🤖 AI Summary
Current conversational agents struggle to detect and respond to user interruptions in real time, particularly failing to distinguish cooperative interruptions (e.g., agreement, assistance, clarification) from disruptive ones. This paper introduces the first intent-aware real-time interruption handling framework, inspired by human–human dialogue patterns.

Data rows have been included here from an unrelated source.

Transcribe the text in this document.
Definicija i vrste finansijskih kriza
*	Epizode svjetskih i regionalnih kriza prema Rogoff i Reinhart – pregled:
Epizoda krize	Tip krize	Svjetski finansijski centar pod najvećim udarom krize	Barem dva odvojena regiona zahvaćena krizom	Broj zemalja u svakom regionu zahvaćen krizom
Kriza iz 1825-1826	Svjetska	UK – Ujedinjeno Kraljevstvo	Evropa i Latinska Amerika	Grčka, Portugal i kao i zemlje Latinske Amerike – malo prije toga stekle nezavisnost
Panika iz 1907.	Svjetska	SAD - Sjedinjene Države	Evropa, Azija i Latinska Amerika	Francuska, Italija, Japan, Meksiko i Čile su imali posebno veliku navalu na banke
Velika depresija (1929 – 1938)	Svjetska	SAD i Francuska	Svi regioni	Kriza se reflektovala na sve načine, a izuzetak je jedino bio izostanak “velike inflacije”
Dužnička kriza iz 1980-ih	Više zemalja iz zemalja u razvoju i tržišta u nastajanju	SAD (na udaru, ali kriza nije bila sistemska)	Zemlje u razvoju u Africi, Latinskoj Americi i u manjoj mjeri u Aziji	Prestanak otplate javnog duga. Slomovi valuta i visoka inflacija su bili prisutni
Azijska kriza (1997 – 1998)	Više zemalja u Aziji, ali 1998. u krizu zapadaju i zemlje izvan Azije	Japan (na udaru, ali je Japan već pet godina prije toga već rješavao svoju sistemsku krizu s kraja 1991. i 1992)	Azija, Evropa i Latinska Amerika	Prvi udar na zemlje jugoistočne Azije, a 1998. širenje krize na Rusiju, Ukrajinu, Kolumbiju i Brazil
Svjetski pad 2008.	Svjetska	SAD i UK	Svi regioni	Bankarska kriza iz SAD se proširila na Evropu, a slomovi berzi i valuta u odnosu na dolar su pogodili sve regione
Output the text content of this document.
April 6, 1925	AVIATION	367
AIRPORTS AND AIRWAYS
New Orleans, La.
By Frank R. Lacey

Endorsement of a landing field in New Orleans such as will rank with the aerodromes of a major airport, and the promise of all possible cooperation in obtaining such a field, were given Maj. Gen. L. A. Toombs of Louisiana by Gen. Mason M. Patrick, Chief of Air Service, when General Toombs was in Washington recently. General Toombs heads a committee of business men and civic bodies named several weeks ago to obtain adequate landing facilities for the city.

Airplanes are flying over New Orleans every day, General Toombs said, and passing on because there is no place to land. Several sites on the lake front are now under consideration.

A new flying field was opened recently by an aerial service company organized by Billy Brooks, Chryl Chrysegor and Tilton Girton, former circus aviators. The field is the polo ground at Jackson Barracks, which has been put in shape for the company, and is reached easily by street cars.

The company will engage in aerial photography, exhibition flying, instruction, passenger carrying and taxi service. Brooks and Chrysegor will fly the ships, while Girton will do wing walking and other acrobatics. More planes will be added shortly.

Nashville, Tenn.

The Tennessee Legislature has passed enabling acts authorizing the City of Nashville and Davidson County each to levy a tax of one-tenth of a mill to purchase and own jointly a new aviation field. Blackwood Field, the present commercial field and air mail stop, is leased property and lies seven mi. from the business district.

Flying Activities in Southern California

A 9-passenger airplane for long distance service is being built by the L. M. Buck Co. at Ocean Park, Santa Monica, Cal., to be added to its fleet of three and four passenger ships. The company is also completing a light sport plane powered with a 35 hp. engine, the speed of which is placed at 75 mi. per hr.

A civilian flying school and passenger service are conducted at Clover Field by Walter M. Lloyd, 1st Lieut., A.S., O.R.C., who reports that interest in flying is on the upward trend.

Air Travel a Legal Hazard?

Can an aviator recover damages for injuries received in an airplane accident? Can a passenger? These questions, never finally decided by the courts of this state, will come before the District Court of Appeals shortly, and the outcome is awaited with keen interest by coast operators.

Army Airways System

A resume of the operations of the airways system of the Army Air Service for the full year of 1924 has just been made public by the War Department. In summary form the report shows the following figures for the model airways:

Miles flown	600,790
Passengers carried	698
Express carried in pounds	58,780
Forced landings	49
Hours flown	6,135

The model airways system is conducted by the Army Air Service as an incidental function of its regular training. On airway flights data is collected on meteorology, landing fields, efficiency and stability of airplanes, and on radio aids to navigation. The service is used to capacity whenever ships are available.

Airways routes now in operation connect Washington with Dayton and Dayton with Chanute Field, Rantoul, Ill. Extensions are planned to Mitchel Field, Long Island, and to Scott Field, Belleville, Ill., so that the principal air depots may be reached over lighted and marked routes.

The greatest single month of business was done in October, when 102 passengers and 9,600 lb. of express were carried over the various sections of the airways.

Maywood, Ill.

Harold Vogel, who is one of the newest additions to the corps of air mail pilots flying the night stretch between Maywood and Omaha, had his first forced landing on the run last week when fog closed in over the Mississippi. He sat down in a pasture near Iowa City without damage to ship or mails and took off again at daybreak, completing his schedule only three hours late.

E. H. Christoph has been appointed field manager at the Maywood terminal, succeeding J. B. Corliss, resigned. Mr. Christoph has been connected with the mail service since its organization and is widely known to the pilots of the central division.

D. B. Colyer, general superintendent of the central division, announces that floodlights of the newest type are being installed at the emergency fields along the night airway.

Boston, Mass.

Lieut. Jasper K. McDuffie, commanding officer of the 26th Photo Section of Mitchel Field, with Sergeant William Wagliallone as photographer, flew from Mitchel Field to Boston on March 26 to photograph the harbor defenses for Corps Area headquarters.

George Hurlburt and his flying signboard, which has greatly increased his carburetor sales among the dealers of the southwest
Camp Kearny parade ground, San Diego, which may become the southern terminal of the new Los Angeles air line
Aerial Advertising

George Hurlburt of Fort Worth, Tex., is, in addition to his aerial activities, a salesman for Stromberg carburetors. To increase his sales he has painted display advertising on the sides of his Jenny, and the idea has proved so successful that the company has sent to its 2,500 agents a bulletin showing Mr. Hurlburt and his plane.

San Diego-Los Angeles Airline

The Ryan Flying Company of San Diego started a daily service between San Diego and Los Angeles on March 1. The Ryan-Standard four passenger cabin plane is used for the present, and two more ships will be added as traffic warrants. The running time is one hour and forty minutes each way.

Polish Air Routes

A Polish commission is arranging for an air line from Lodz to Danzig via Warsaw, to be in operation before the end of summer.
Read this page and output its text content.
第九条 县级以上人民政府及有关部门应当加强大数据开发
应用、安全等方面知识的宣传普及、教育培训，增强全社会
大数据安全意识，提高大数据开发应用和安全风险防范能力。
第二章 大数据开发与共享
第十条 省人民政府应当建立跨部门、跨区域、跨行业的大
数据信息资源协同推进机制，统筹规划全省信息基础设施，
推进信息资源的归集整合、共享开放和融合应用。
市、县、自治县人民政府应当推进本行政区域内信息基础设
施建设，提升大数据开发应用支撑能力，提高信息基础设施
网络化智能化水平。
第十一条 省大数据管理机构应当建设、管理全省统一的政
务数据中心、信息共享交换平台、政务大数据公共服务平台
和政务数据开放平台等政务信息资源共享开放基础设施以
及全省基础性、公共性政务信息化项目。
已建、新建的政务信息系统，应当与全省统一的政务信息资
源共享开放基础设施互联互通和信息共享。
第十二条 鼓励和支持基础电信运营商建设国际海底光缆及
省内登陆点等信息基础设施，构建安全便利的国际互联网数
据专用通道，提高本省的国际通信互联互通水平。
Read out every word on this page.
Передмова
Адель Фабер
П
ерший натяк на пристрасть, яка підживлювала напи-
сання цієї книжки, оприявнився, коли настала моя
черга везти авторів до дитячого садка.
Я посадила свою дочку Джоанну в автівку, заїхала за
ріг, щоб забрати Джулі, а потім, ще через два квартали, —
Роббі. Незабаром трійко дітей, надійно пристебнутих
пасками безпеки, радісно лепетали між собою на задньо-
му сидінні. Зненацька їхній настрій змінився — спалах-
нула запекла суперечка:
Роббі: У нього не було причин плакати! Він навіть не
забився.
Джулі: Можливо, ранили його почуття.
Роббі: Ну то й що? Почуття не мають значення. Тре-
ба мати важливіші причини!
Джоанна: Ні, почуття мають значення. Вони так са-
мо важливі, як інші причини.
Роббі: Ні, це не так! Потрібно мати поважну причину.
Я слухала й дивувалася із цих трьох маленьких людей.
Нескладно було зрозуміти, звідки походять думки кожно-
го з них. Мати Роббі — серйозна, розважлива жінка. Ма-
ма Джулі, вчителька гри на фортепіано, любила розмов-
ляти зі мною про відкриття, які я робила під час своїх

Our approach integrates multimodal interruption detection—leveraging speech, prosodic, and turn-taking cues—with a lightweight intent classifier, an LLM-augmented collaborative decision module, and a dynamic dialogue state machine enabling immediate state reset and response strategy adaptation. In a user study with 21 participants, the system successfully handled 104 out of 111 interruptions (93.69%), significantly improving dialogue naturalness and task completion efficiency compared to baseline systems.
📝 Abstract
Interruptions, a fundamental component of human communication, can enhance the dynamism and effectiveness of conversations, but only when effectively managed by all parties involved. Despite advancements in robotic systems, state-of-the-art systems still have limited capabilities in handling user-initiated interruptions in real-time. Prior research has primarily focused on post hoc analysis of interruptions. To address this gap, we present a system that detects user-initiated interruptions and manages them in real-time based on the interrupter's intent (i.e., cooperative agreement, cooperative assistance, cooperative clarification, or disruptive interruption). The system was designed based on interaction patterns identified from human-human interaction data. We integrated our system into an LLM-powered social robot and validated its effectiveness through a timed decision-making task and a contentious discussion task with 21 participants. Our system successfully handled 93.69% (n=104/111) of user-initiated interruptions. We discuss our learnings and their implications for designing interruption-handling behaviors in conversational robots.